What we are witnessing is a massive takeover of the official Olympics broadcast. Where is this content coming from? Because the smartphone is much more pervasive and accessible, it’s almost impossible to conceive of just one narrative. While people will see through TV the official story of the Games, it’s no longer possible to only have one standalone narrative. And that’s just the viewers. If we also consider the people who will be there shooting with their mobile phones, we know it’s impossible to prevent people from registering their experience during the Olympic Games. The challenge brands will have, apart from IOC restrictions on brand messaging, is finding a meaningful stream of stories to tell.
Instead of trying to prevent, ignore or avoid being pulverized by this barrage of content, brands — official sponsors or otherwise — should be able to embrace the opportunity. Guided by clear purpose and principles, they can align behind these screens through a consistent curatorship of channels and platforms to share with people. (And this would be true for any large-scale media event, from the Super Bowl to the FIFA World Cup.)

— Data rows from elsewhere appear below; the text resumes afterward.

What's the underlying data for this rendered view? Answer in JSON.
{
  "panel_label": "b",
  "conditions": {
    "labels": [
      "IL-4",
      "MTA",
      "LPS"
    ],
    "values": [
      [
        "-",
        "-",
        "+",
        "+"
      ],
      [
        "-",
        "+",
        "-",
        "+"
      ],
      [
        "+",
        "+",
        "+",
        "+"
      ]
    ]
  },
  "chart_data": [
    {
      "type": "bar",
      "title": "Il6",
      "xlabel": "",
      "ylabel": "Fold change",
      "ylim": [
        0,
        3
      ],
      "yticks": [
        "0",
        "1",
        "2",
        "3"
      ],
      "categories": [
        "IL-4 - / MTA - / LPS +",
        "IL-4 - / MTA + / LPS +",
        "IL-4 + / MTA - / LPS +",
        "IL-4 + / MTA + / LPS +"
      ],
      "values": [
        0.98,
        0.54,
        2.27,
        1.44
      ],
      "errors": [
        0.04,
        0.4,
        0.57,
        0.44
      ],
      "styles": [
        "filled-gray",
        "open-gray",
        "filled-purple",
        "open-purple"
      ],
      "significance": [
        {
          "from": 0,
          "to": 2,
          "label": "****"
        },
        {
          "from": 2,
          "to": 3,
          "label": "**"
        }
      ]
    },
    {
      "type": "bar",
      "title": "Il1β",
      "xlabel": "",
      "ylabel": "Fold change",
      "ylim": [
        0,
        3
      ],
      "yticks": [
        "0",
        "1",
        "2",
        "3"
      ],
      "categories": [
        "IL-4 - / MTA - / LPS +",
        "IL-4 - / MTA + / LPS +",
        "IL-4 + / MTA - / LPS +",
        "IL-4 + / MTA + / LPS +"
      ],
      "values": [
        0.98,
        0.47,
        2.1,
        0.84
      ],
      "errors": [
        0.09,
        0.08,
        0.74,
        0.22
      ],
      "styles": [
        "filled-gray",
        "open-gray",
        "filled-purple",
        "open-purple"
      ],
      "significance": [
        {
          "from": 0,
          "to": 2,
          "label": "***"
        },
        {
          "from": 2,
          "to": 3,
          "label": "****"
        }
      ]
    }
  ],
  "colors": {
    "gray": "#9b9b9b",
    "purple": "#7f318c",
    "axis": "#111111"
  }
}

Both official and non-official sponsor brands will have to break through the clutter of content sharing and distribution by shifting their messages from awareness to relevance.
What’s awareness? If we consider the past events, not only the Olympics, the dynamic for advertisers was to get ahold of the most — time on air, eyeballs watching — that they could to optimize their investment. Because of the number of channels we have access to nowadays, not only the official ones, but also the individual ones — anyone in Rio has a potential channel, literally, in his or her hand — signifying that awareness alone is becoming an outdated performance measurement.
Relevance, then, becomes more important as it relates to how interested people are in a brand’s story instead of just its appearance or awareness. A brand that manages to find a meaningful way to curate all this content being distributed via these myriad channels will have the most impactful stories to tell. People will thus feel encouraged to participate along with the brand, and that is a result of relevance.
That’s the interesting creative and strategic work a brand can do; this is why brand purpose is so important. Purpose is the guardrail of what is consistent, what is interesting and what fuels the brand, versus what is generic.
How can brands leverage this myriad of narratives to either protect their investment as official sponsors or take advantage of it while not being an official sponsor? How can brands have a relevant participation in the Games by tapping into these channels?
With a clear brand purpose, it is much easier to link back to a specific and ownable idea. For instance, it’s easy to see brands leaning on a story around performance during the Olympics. If we’re talking about “performance,” that’s probably not ownable for every brand around the Games because you’ll have watches, technology, sports garments — so many brands that will tap into and reinforce that core benefit sports deliver. Not all brands can do that! Now thanks to all this content that has been generated — not only the official broadcast but also content that’s been broadcast by people — you can harness something unique to your brand that is ownable. If you can surface content that aligns with your brand purpose, you can curate that content and say, “This is my view of the Games.” It’s not a generic one, not one that somebody can imitate. It’s authentic and truthful to what your brand believes.